Fig. 74.18, (A) An angulated thumb proximal phalanx (P-1) fracture. (B) Open reduction and internal fixation of a P-1 fracture with a 1.5-mm ladder plate.

Fig. 74.19, (A) Angulated P-1 metaphyseal fractures of the ring and small fingers. (B) Apex volar angular deformities. (C) Reduction and percutaneous pinning.

In general, many athletes can RTP immediately or within a month of a stable, nonoperative metacarpal or phalangeal fracture. Morse et al. documented the RTP in National Basketball Association (NBA) basketball players with hand injuries and showed that nonoperative phalangeal fractures were out an average of 33 days, while operative metacarpal fractures were out the longest for hand fractures with an average of 57 days. In sports where dexterity is less crucial than basketball, bracing and buddy taping can allow for earlier RTP. Experienced hand therapists can design custom-molded orthoses that adequately protect hand injuries yet allow for speedier return to participation in the athlete's specific activity.
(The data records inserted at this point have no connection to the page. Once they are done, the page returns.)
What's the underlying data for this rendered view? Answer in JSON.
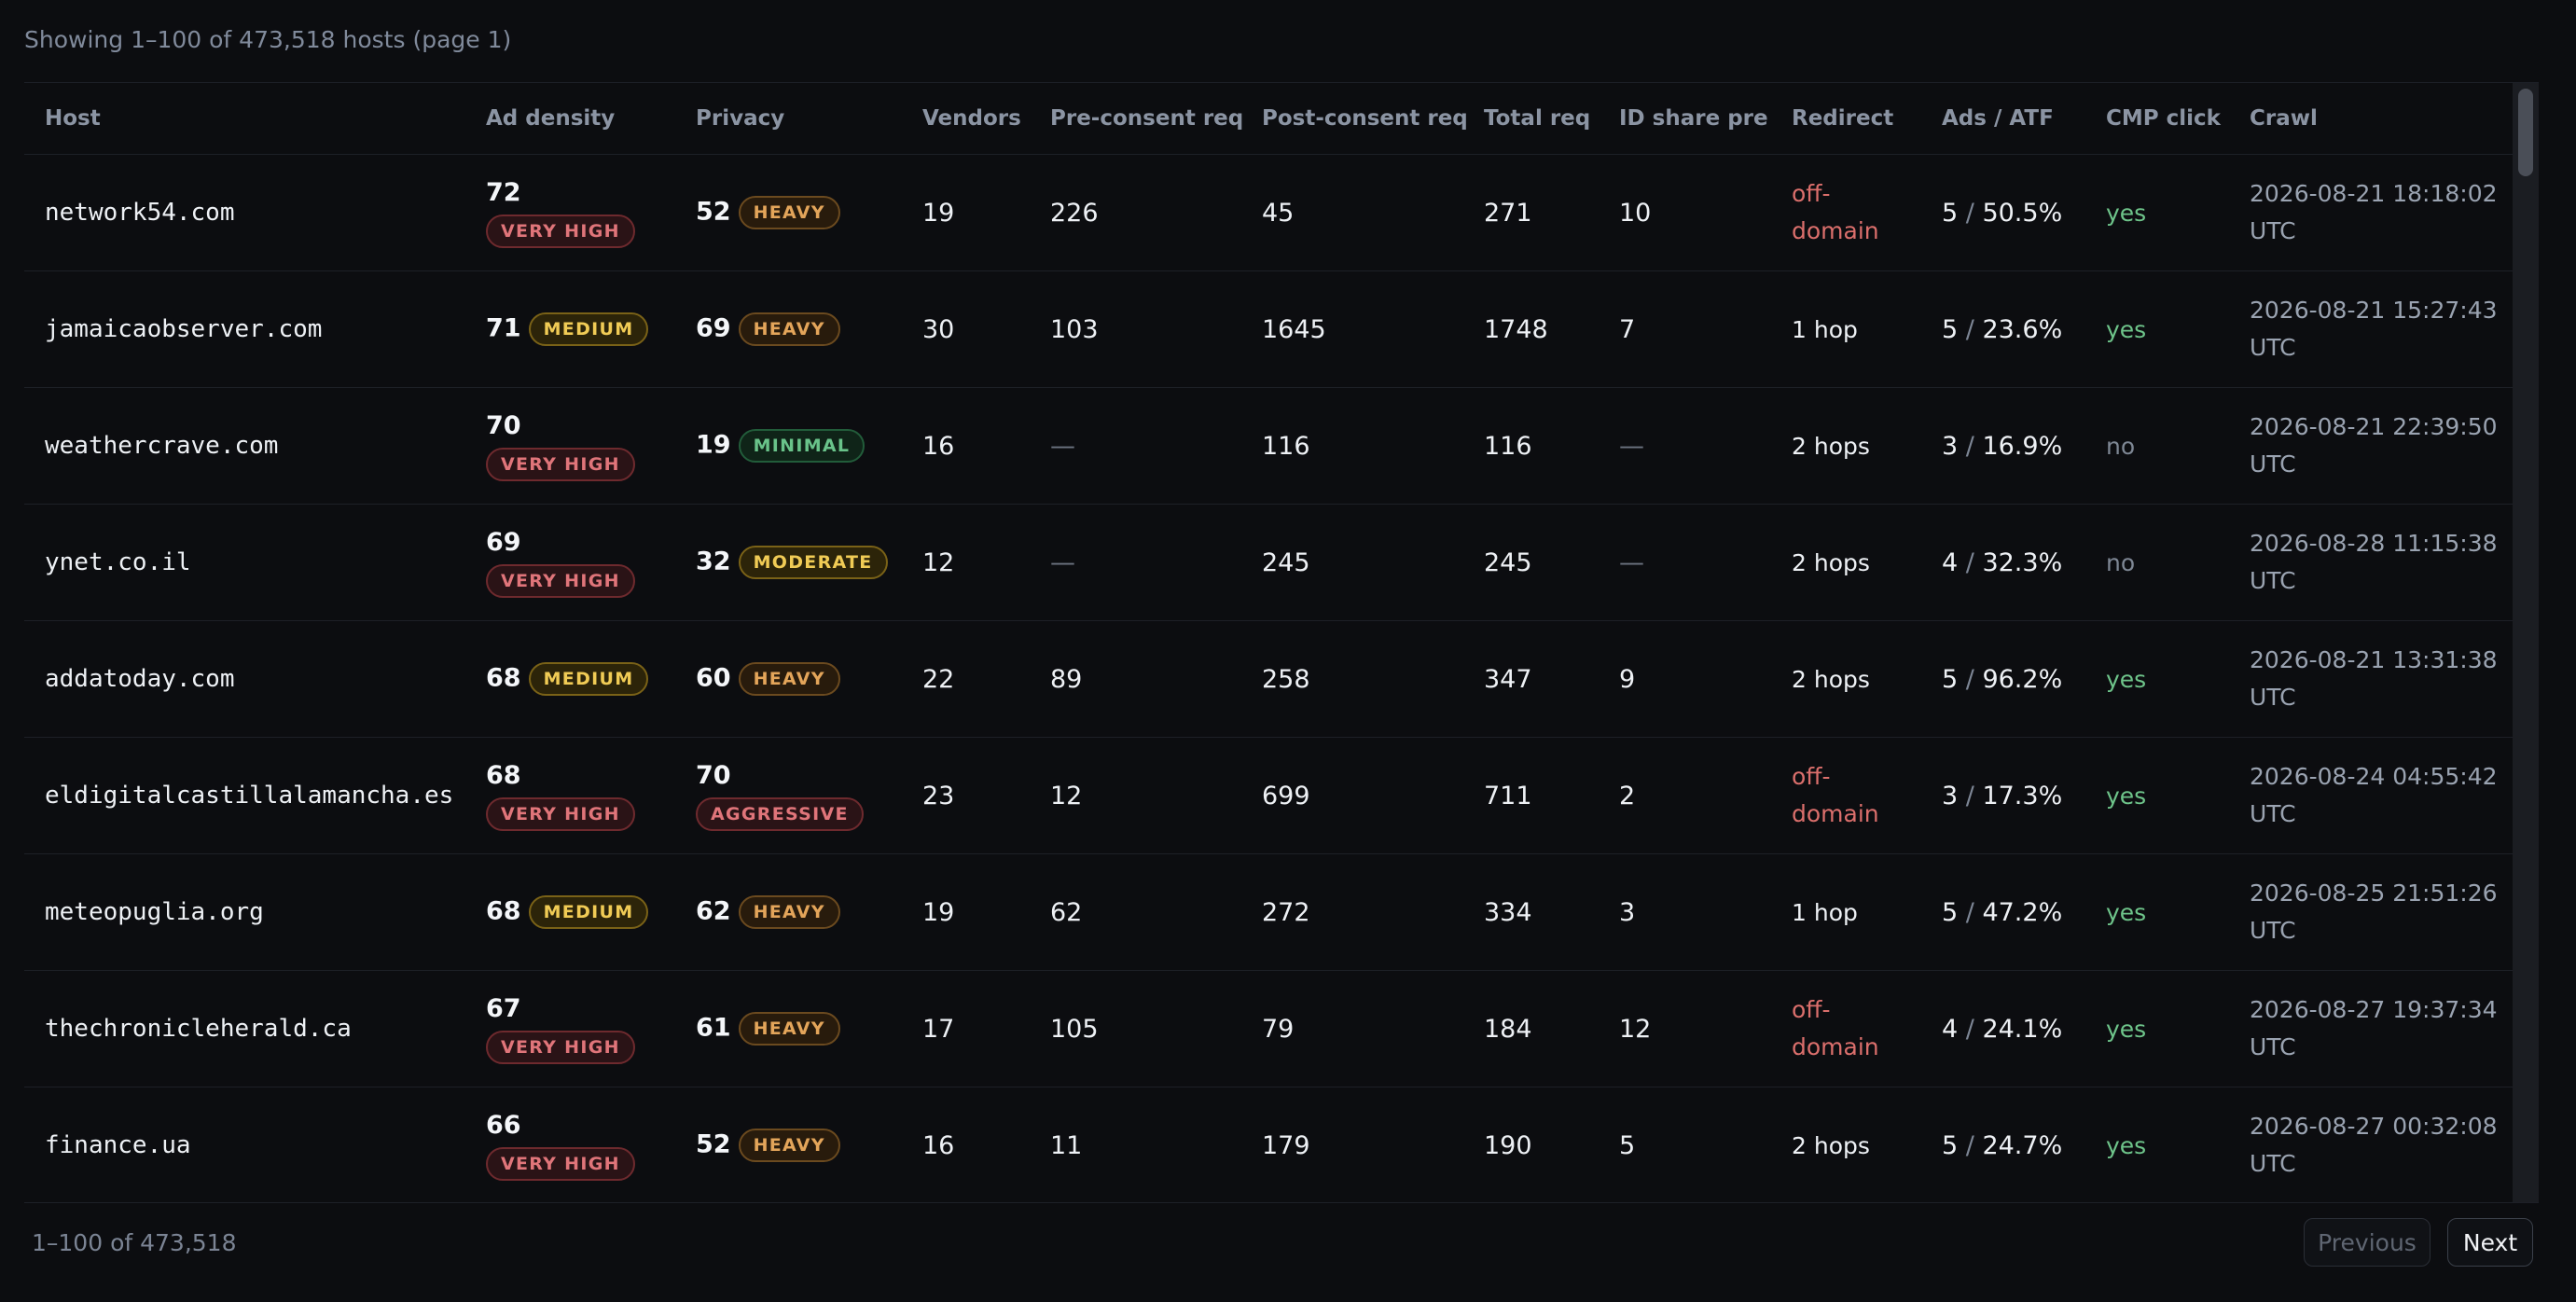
{
  "summary": "Showing 1–100 of 473,518 hosts (page 1)",
  "columns": [
    "Host",
    "Ad density",
    "Privacy",
    "Vendors",
    "Pre-consent req",
    "Post-consent req",
    "Total req",
    "ID share pre",
    "Redirect",
    "Ads / ATF",
    "CMP click",
    "Crawl"
  ],
  "rows": [
    {
      "host": "network54.com",
      "ad_score": "72",
      "ad_label": "VERY HIGH",
      "privacy_score": "52",
      "privacy_label": "HEAVY",
      "vendors": "19",
      "pre": "226",
      "post": "45",
      "total": "271",
      "id_share": "10",
      "redirect": "off-domain",
      "ads": "5",
      "atf": "50.5%",
      "cmp": "yes",
      "crawl_date": "2026-08-21 18:18:02",
      "crawl_tz": "UTC"
    },
    {
      "host": "jamaicaobserver.com",
      "ad_score": "71",
      "ad_label": "MEDIUM",
      "privacy_score": "69",
      "privacy_label": "HEAVY",
      "vendors": "30",
      "pre": "103",
      "post": "1645",
      "total": "1748",
      "id_share": "7",
      "redirect": "1 hop",
      "ads": "5",
      "atf": "23.6%",
      "cmp": "yes",
      "crawl_date": "2026-08-21 15:27:43",
      "crawl_tz": "UTC"
    },
    {
      "host": "weathercrave.com",
      "ad_score": "70",
      "ad_label": "VERY HIGH",
      "privacy_score": "19",
      "privacy_label": "MINIMAL",
      "vendors": "16",
      "pre": "—",
      "post": "116",
      "total": "116",
      "id_share": "—",
      "redirect": "2 hops",
      "ads": "3",
      "atf": "16.9%",
      "cmp": "no",
      "crawl_date": "2026-08-21 22:39:50",
      "crawl_tz": "UTC"
    },
    {
      "host": "ynet.co.il",
      "ad_score": "69",
      "ad_label": "VERY HIGH",
      "privacy_score": "32",
      "privacy_label": "MODERATE",
      "vendors": "12",
      "pre": "—",
      "post": "245",
      "total": "245",
      "id_share": "—",
      "redirect": "2 hops",
      "ads": "4",
      "atf": "32.3%",
      "cmp": "no",
      "crawl_date": "2026-08-28 11:15:38",
      "crawl_tz": "UTC"
    },
    {
      "host": "addatoday.com",
      "ad_score": "68",
      "ad_label": "MEDIUM",
      "privacy_score": "60",
      "privacy_label": "HEAVY",
      "vendors": "22",
      "pre": "89",
      "post": "258",
      "total": "347",
      "id_share": "9",
      "redirect": "2 hops",
      "ads": "5",
      "atf": "96.2%",
      "cmp": "yes",
      "crawl_date": "2026-08-21 13:31:38",
      "crawl_tz": "UTC"
    },
    {
      "host": "eldigitalcastillalamancha.es",
      "ad_score": "68",
      "ad_label": "VERY HIGH",
      "privacy_score": "70",
      "privacy_label": "AGGRESSIVE",
      "vendors": "23",
      "pre": "12",
      "post": "699",
      "total": "711",
      "id_share": "2",
      "redirect": "off-domain",
      "ads": "3",
      "atf": "17.3%",
      "cmp": "yes",
      "crawl_date": "2026-08-24 04:55:42",
      "crawl_tz": "UTC"
    },
    {
      "host": "meteopuglia.org",
      "ad_score": "68",
      "ad_label": "MEDIUM",
      "privacy_score": "62",
      "privacy_label": "HEAVY",
      "vendors": "19",
      "pre": "62",
      "post": "272",
      "total": "334",
      "id_share": "3",
      "redirect": "1 hop",
      "ads": "5",
      "atf": "47.2%",
      "cmp": "yes",
      "crawl_date": "2026-08-25 21:51:26",
      "crawl_tz": "UTC"
    },
    {
      "host": "thechronicleherald.ca",
      "ad_score": "67",
      "ad_label": "VERY HIGH",
      "privacy_score": "61",
      "privacy_label": "HEAVY",
      "vendors": "17",
      "pre": "105",
      "post": "79",
      "total": "184",
      "id_share": "12",
      "redirect": "off-domain",
      "ads": "4",
      "atf": "24.1%",
      "cmp": "yes",
      "crawl_date": "2026-08-27 19:37:34",
      "crawl_tz": "UTC"
    },
    {
      "host": "finance.ua",
      "ad_score": "66",
      "ad_label": "VERY HIGH",
      "privacy_score": "52",
      "privacy_label": "HEAVY",
      "vendors": "16",
      "pre": "11",
      "post": "179",
      "total": "190",
      "id_share": "5",
      "redirect": "2 hops",
      "ads": "5",
      "atf": "24.7%",
      "cmp": "yes",
      "crawl_date": "2026-08-27 00:32:08",
      "crawl_tz": "UTC"
    }
  ],
  "footer": {
    "range": "1–100 of 473,518",
    "previous_label": "Previous",
    "next_label": "Next"
  },
  "colors": {
    "background": "#0c0d10",
    "very_high": "#e0757a",
    "medium": "#f0cb55",
    "heavy": "#e3a55a",
    "minimal": "#69c38a",
    "yes": "#6ec48a",
    "off_domain": "#db6f6c"
  }
}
Clearly certain activities such as weight lifting or extreme contact sports may require a longer period of protection to prevent reinjury.

Osseous and Soft Tissue Injuries of the Thumb

Athletes and physicians alike are familiar with the thumb's crucially important role in hand function and sports activities. Whether the athlete is handling a ball, pole vaulting, handling a stick, or checking the reins, the function of the opposable thumb is indispensable for the interaction of the athlete with his or her competitive environment. Essential functions of large-object (cylindrical) grasp, key, and tip pinch are dependent on normal thumb stability, mobility, sensibility, and length. The thumb is frequently injured because of its location out of the plane of the palm and its involvement in the most demanding of tasks. Thumb injuries are particularly prevalent in men's lacrosse compared with other sports involving a stick and glove.

Thumb stability at the CMC and MCP joints is crucial for opposing the thumb in pinching and grasping. Stout dorsal and palmar ligaments at the CMC level and collateral ligaments at the MCP level maintain normal stability. The thumb's unique osseous structure, with a specialized basilar joint, along with its at-risk position, lead to unique injury patterns. The MCP joint is particularly susceptible, and collateral ligaments are frequently compromised. Torn or chronically incompetent ligaments at either level lead to weakness, degenerative joint disease, and painful dysfunction. In this section, we review injuries of the thumb.